Fire codes threaten to undo urban street design

By Chris McCahill

A local debate over on-street parking in Florida typifies how codes and standards can obstruct walkable urban street design and, apparently, put those designs in jeopardy even after they have been implemented.

Celebration is a traditional-style development, created by Disney in the late 1990s, complete with front porches, sidewalks, street trees, parks, and a town center. It is now a community of more than 7,000 people. However, the design of its streets is being challenged by local officials who say they aren’t wide enough.

The dispute is mainly among fire officials, who say their trucks need a 20-foot minimum clear width to maneuver, and residents who argue that their streets haven’t been an issue for 20 years since they were first built. Officials propose removing on-street parking and street trees. Residents wonder where people would park instead and worry that the changes would hurt the community.

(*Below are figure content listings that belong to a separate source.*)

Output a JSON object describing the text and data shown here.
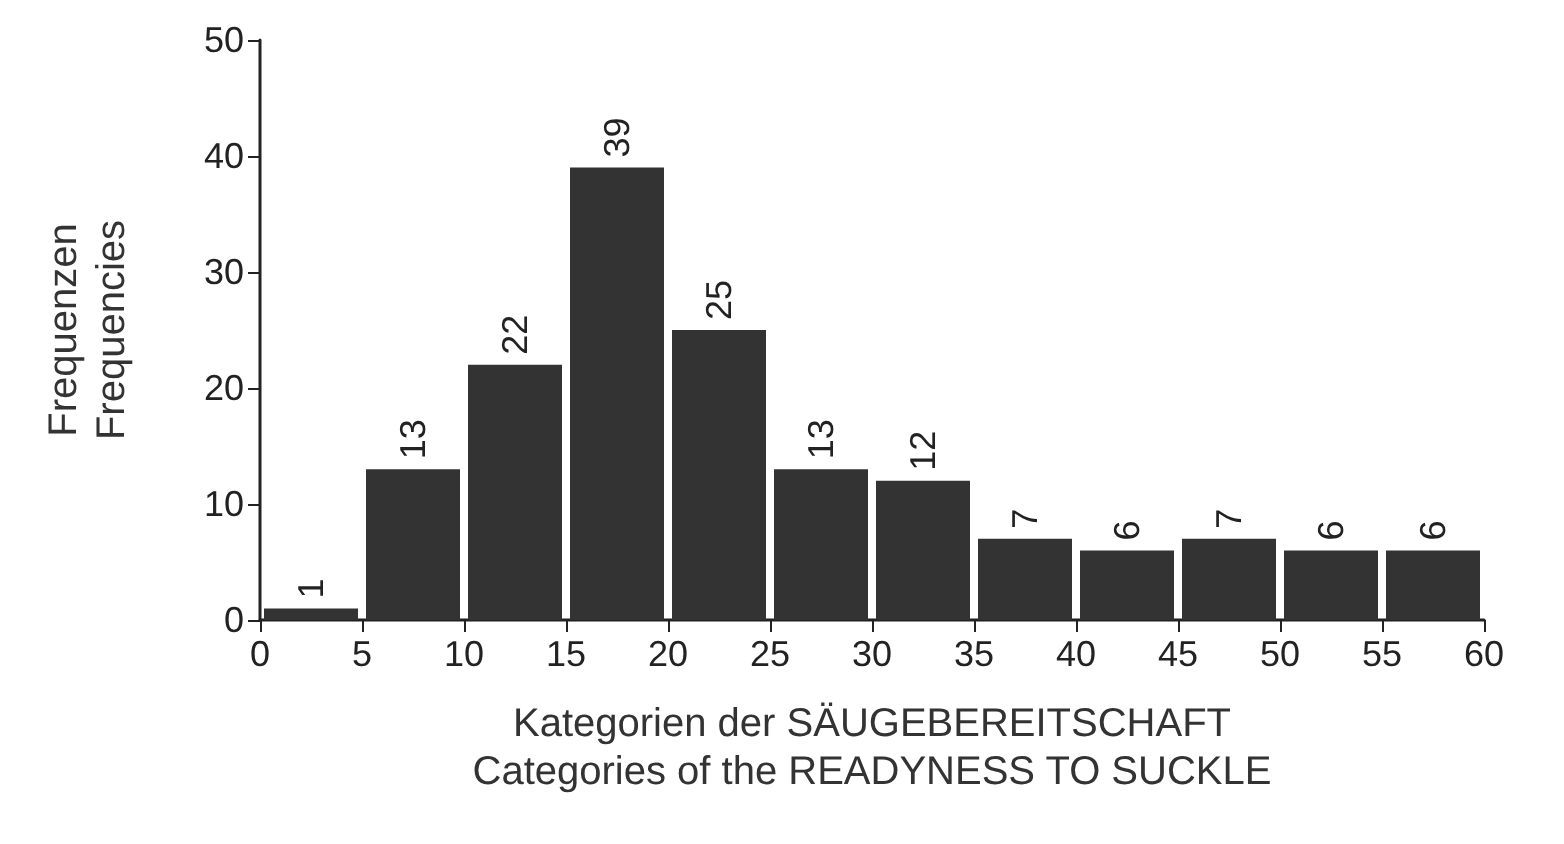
{
  "chart_data": {
    "type": "histogram",
    "xlabel": "Kategorien der SÄUGEBEREITSCHAFT\nCategories of the READYNESS TO SUCKLE",
    "ylabel": "Frequenzen\nFrequencies",
    "bins": [
      0,
      5,
      10,
      15,
      20,
      25,
      30,
      35,
      40,
      45,
      50,
      55,
      60
    ],
    "values": [
      1,
      13,
      22,
      39,
      25,
      13,
      12,
      7,
      6,
      7,
      6,
      6
    ],
    "color": "#333333",
    "xlim": [
      0,
      60
    ],
    "xticks": [
      0,
      5,
      10,
      15,
      20,
      25,
      30,
      35,
      40,
      45,
      50,
      55,
      60
    ],
    "ylim": [
      0,
      50
    ],
    "yticks": [
      0,
      10,
      20,
      30,
      40,
      50
    ],
    "data_labels": true,
    "grid": false
  }
}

Water Street, Celebration, Florida. Source: Google Earth
Water Street, Celebration, Florida. Source: Google Earth

Fire officials couldn’t cite an instance where the current configuration has been an issue, according to the Orlando Sentinel, but instead see the proposed changes as precautionary measures.

The 20-foot standard originates from the National Fire Protection Association’s Fire Code and the International Fire Code (IFC), which locals often adopt in either form. Street width provisions were first introduced to the codes in the mid-1970s. Before then, fire officials were rarely involved in street design decisions. The Congress for the New Urbanism—working with fire officials from around the country—recently proposed changes to the IFC that would bolster flexibility in applying the 20-foot standard, particularly when there are connected street networks that offer more direct routes and multiple access points, as in Celebration. But the International Code Council voted against those changes.

People on both sides of the discussion in Celebration see safety as a major concern. According to uncertified minutes from a March 15 meeting (provided by Lloyd Alter, writer for Treehugger), one resident argued that the current design, “slow[s] down traffic which reduces traffic accidents and increases pedestrian and bicycle safety.” Later, when asked about bikes and pedestrians, a fire official responded, “That is not an issue. Life safety is the issue.” This has become a common dispute in newer urban developments.

While fire safety is a serious concern, so are bicycle and pedestrian deaths, which have increased by more than 30 percent since 2009. In fact, metropolitan Orlando, which includes Celebration, is the third most dangerous area for pedestrian deaths in the country, according to an annual report from Smart Growth America. None of those deaths (from 2005 to 2014) happened on Celebration’s local streets.

Carl Wren, former chief engineer at the Austin Fire Department in Texas and key proponent of the IFC changes, argues that emergency responders should embrace potentially life-saving street design concepts. He also says they should be open to using smaller apparatuses, relying more on automatic sprinkler systems where access might be an issue, and exploring other creative solutions to fire protection and emergency response.

All interested parties, explains Wren, “need to further pursue open and honest dialogue that communicates our passions, our needs, and our desires in productive venues.” Celebration is a ripe testing ground for that dialogue and could serve as a model for other communities.